Bonds: Get it over with, hike now, El-Erian tells Fed
These were the movements in some of the most widely-followed 10-year sovereign bond yields:
US: 1.69% (-4bp)
UK: 0.87% (-4bp)
Germany: 0.02% (-5bp)
France: 0.32% (-5bp)
Italy: 1.29% (-3bp)
Spain: 1.07% (-3bp)
Portugal: 3.27% (-3bp)
Greece: 8.47% +8bp)
Japan: -0.02% (-1bp)
Sovereign bonds registered a small bounce following sharp losses since the European Central Bank underwhelmed expectations for further easing on 8 September and traders bided their time ahead of the Monetary Policy Committee's meetings the next day.
Acting as a backdrop, Allianz SE's Mohamed El-Erian joined the Fed-hike-now camp, telling Bloomberg the US central bank should simply hike interest rates now and get it over with.
Gilts were no exception, despite better than expected employment data for August in the UK.
Nonetheless, most economists appeared to be of the view that there were still many uncertainties lingering in the air regarding the eventual fallout from Brexit.
Some, such as Samuel Tombs, chief UK economist at Pantheon Macroeconomics, believed Wednesday's employment report was weaker than it might appear on the surface.
The three-month average rate of employment did rise by 174,000, but supported by a surge in self-employment, Tombs quipped.
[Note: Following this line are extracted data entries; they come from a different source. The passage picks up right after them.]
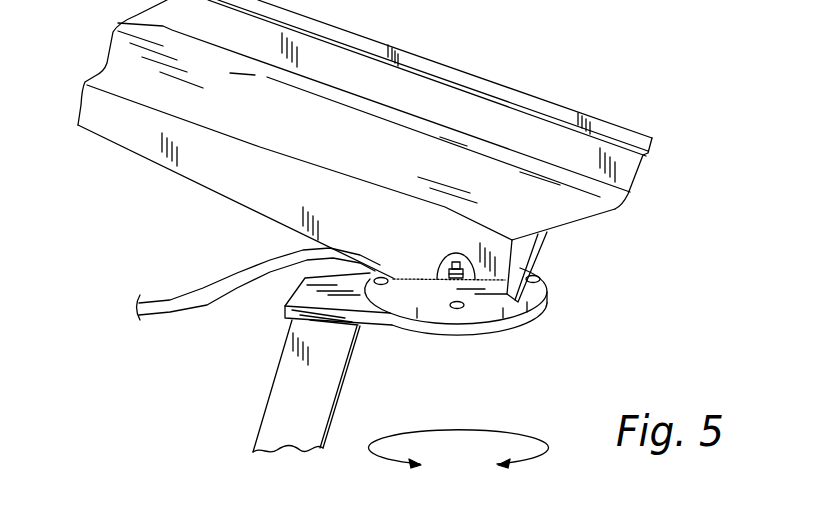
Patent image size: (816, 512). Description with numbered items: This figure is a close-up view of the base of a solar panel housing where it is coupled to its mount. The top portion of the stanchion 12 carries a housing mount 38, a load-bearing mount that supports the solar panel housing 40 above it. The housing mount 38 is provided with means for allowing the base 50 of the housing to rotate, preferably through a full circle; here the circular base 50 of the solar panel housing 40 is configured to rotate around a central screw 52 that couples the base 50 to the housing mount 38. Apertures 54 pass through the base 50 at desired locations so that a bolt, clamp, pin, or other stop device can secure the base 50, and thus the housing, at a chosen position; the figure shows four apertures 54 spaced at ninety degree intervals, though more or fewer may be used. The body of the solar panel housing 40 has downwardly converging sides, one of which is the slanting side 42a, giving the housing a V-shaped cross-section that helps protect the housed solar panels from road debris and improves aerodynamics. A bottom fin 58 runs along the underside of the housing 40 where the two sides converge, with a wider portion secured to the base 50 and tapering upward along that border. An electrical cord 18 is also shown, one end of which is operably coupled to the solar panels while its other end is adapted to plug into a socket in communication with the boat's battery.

The stanchion 12 is at (268, 400).
The electrical cord 18 is at (205, 307).
The housing mount 38 is at (493, 337).
The solar panel housing 40 is at (490, 67).
The downwardly slanting side 42a is at (620, 212).
The base 50 is at (540, 271).
The central screw 52 is at (452, 266).
The apertures 54 is at (543, 284).
The bottom fin 58 is at (210, 189).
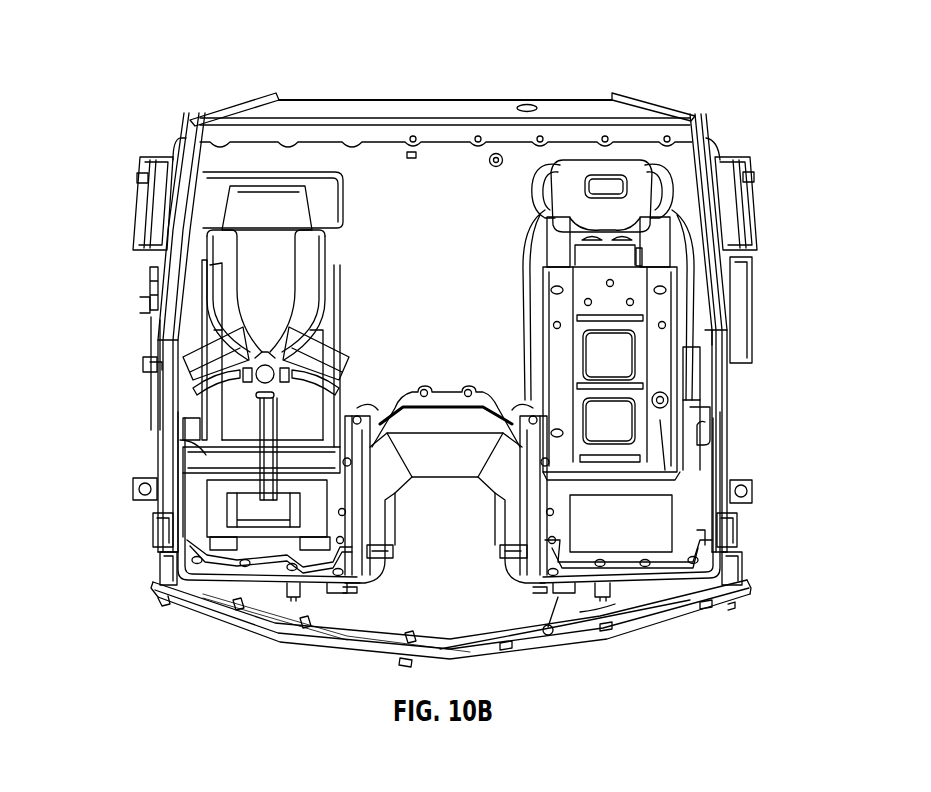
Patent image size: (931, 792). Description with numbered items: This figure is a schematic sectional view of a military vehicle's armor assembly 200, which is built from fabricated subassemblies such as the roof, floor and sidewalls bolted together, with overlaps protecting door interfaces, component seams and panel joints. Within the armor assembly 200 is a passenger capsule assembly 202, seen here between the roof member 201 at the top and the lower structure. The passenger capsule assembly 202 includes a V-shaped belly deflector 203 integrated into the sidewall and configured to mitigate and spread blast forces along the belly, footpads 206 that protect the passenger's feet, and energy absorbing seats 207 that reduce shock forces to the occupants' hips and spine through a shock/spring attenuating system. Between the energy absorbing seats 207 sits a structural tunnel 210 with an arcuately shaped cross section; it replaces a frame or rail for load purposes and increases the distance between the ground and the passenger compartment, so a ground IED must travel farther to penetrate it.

The armor assembly 200 is at (193, 80).
The roof member 201 is at (567, 108).
The passenger capsule assembly 202 is at (712, 128).
The V-shaped belly deflector 203 is at (547, 650).
The footpads 206 is at (667, 510).
The energy absorbing seats 207 is at (200, 308).
The structural tunnel 210 is at (435, 467).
A shift towards part-time work was also evident, he said.
"In addition, the tiny 3K rise in the three-month average number of job vacancies between May and August and the deterioration in surveys of employment intentions, point to much slower employment growth ahead," he said.
Meanwhile, euro area industrial production figures for July revealed a drop in output to a cyclical low, Pantheon said in a separate report.
Acting as a backdrop, reports continued to filtre-in buttressing speculation that the Bank of Japan was intent on focusing its bond purchases on the short-end of the curve.
That saw yields on five-year JGBs drop by two basis points to -0.20% while those on 30-year debt gained six basis points to 0.57%.